配達員の男性と、玄関先で…
主婦である佐竹優子は、定期的に自宅へと訪れる配達員・深山に情欲を募らせていた。夫の転勤を機に越してきたこの土地に知り合いはおらず、さらに夫とはセックスレス。深山を想って自慰を繰り返していた優子だったが、ついに我慢できなくなった彼女は悩殺的な格好で深山に迫ってしまい…

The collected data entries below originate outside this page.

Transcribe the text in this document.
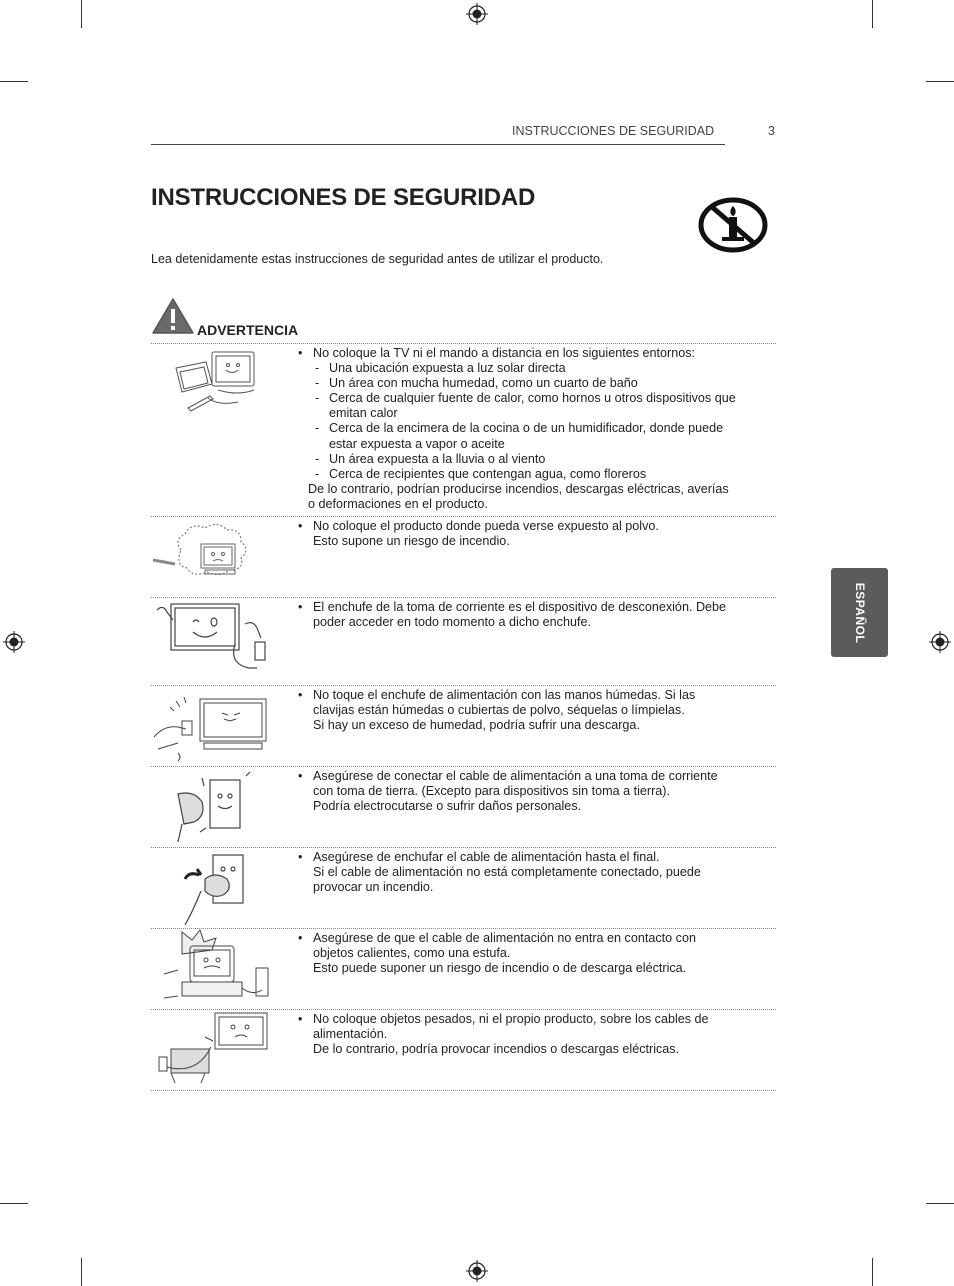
INSTRUCCIONES DE SEGURIDAD	3
INSTRUCCIONES DE SEGURIDAD
Lea detenidamente estas instrucciones de seguridad antes de utilizar el producto.
ADVERTENCIA
ESPAÑOL
• No coloque la TV ni el mando a distancia en los siguientes entornos:
- Una ubicación expuesta a luz solar directa
- Un área con mucha humedad, como un cuarto de baño
- Cerca de cualquier fuente de calor, como hornos u otros dispositivos que
emitan calor
- Cerca de la encimera de la cocina o de un humidificador, donde puede
estar expuesta a vapor o aceite
- Un área expuesta a la lluvia o al viento
- Cerca de recipientes que contengan agua, como floreros
De lo contrario, podrían producirse incendios, descargas eléctricas, averías
o deformaciones en el producto.
• No coloque el producto donde pueda verse expuesto al polvo.
Esto supone un riesgo de incendio.
• El enchufe de la toma de corriente es el dispositivo de desconexión. Debe
poder acceder en todo momento a dicho enchufe.
• No toque el enchufe de alimentación con las manos húmedas. Si las
clavijas están húmedas o cubiertas de polvo, séquelas o límpielas.
Si hay un exceso de humedad, podría sufrir una descarga.
• Asegúrese de conectar el cable de alimentación a una toma de corriente
con toma de tierra. (Excepto para dispositivos sin toma a tierra).
Podría electrocutarse o sufrir daños personales.
• Asegúrese de enchufar el cable de alimentación hasta el final.
Si el cable de alimentación no está completamente conectado, puede
provocar un incendio.
• Asegúrese de que el cable de alimentación no entra en contacto con
objetos calientes, como una estufa.
Esto puede suponer un riesgo de incendio o de descarga eléctrica.
• No coloque objetos pesados, ni el propio producto, sobre los cables de
alimentación.
De lo contrario, podría provocar incendios o descargas eléctricas.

木曜日の午後3時。毎週この時間になると、私はソワソワと胸を高鳴らせていた。理由は、待ちわびている人が来るから。
「いつもお世話になりま~す!」
インターホンの音に応えて玄関ドアを開ければ、聞き慣れた爽やかな声と笑顔。彼の名前は深山さん。食材や日用品を定期的に購入している会社で、我が家周辺のエリアを担当している配達員だ。
「あの、これ…よかったら」
「すいません、わざわざ…ありがたく戴きます!」
私は用意しておいた差し入れの缶コーヒーを手渡して、頼んでいた品物を受け取った。深山さんと私は単なる配達員と客で、それ以上の何ものでもない。けれども私は彼と『それ以上の関係』になることを強く望んでいた。
「また来週も、宜しくお願いしま~す!」
「ありがとうございました」
玄関の鍵を静かに閉めた後は、急いでベランダへと向かう。そうすれば、配送用のトラックに乗り込む深山さんの姿が見られるから。
「ンッ、ぁ…」
長身に浅黒い肌、まくり上げた袖口から覗く逞しい腕。ぱっちりとした人懐っこい顔立ち、それからエネルギッシュで快活な雰囲気。そのどれもが私の腹の奥に響いて、雌の欲望を刺激する。
「ぁ…ぁ…」
木曜日の午後3時過ぎ。ほんの数分にも満たない彼との逢瀬を思い出して、自慰にふけるのが私のルーチンとなっていた。夫とはセックスレスも同然で、ごくたまにする行為も単調で事務的になりつつあった。私たち夫婦には子どもはおらず、夫の転勤で越してきたこの土地には私の知り合いは1人もいない。
「あぁ…深山、さんッ…ンッン…イ、イクッ…!」
深山さんだけが、彼の存在だけが私にとってはオアシスでありエロスの源だった。
*****
「お米とお水、重いので。よろしければ、中までお持ちいたしますよ!」
「じゃぁ…お願いします」
今日の荷物は野菜やお肉のほかに、10kgのお米とペットボトルの水が2ケース。もちろん日々の生活に必要だからと購入したものだが、私にとっては彼を家の中へと誘い込む口実でもあった。
「あっ、す、すいません!」
商品を玄関先へと置いて立ち上がりかけた深山さんの肩が、私の胸へと触れる。そしてよろめいた私を咄嗟に支えようとしたのであろう、深山さんの腕がこちらへと伸ばされる。全て、計算通り。こうなるとわかっていて私は深山さんの間近に立ち、ぶつかられた衝撃でよろめいたふりをした。